Amanda Phipps is Associate Professor of Epidemiology and the Associate Chair of Epidemiology at the University of Washington.
She explains that cancer epidemiology entails asking what puts some people at risk, why do some people develop certain kinds of cancer like breast cancer while others don’t develop any or develop different kinds. Further, among those who do develop cancer, what predicts a good prognoses versus bad?
She remarks that researchers try and get very specific about their subsets of study. Even with the same type of cancer like breast or colorectal cancer, each cancer is very different. There are different sets of genetic changes, risk factors, and courses of treatment.
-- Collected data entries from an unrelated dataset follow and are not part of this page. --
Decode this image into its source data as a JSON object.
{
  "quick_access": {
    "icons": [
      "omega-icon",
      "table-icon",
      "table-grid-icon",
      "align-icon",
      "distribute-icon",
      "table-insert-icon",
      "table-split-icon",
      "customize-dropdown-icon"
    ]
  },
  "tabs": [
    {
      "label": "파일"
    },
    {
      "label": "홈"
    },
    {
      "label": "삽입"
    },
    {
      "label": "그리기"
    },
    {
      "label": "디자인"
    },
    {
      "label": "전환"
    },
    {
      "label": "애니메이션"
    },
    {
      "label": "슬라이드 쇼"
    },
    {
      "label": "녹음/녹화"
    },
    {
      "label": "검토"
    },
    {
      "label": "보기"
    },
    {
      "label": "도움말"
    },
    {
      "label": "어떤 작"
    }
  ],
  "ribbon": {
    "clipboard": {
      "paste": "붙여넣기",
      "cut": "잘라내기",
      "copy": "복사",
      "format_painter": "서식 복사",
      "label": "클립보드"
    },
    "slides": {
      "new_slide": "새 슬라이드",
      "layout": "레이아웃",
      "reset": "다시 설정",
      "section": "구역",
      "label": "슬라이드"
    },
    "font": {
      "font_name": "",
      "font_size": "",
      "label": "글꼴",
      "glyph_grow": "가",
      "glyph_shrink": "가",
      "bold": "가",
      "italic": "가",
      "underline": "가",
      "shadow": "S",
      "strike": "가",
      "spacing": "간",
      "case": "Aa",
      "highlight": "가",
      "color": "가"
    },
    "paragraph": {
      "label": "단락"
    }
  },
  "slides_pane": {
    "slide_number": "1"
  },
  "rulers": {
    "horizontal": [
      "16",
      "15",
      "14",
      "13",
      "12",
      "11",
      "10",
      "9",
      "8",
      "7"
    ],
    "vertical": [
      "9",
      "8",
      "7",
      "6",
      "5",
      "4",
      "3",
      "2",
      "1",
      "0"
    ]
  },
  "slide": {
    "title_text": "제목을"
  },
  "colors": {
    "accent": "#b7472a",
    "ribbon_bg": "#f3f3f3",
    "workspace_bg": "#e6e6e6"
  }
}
She discusses her research into colorectal cancer and the effort to gather as much data about their subjects as possible to identify certain patterns. She is also looking at the microbiomes from the tissue samples of these patients, comparing cancerous and noncancerous tissues.
She explains their methodology and tests they perform, including the DDR PCR test, as well as a bacterium they’ve identified that seems to show a significant pattern in relation to colorectal cancer. She also touches on some other studies and future interests including immunotherapy responses and investigating associations between sleep apnea and certain cancers.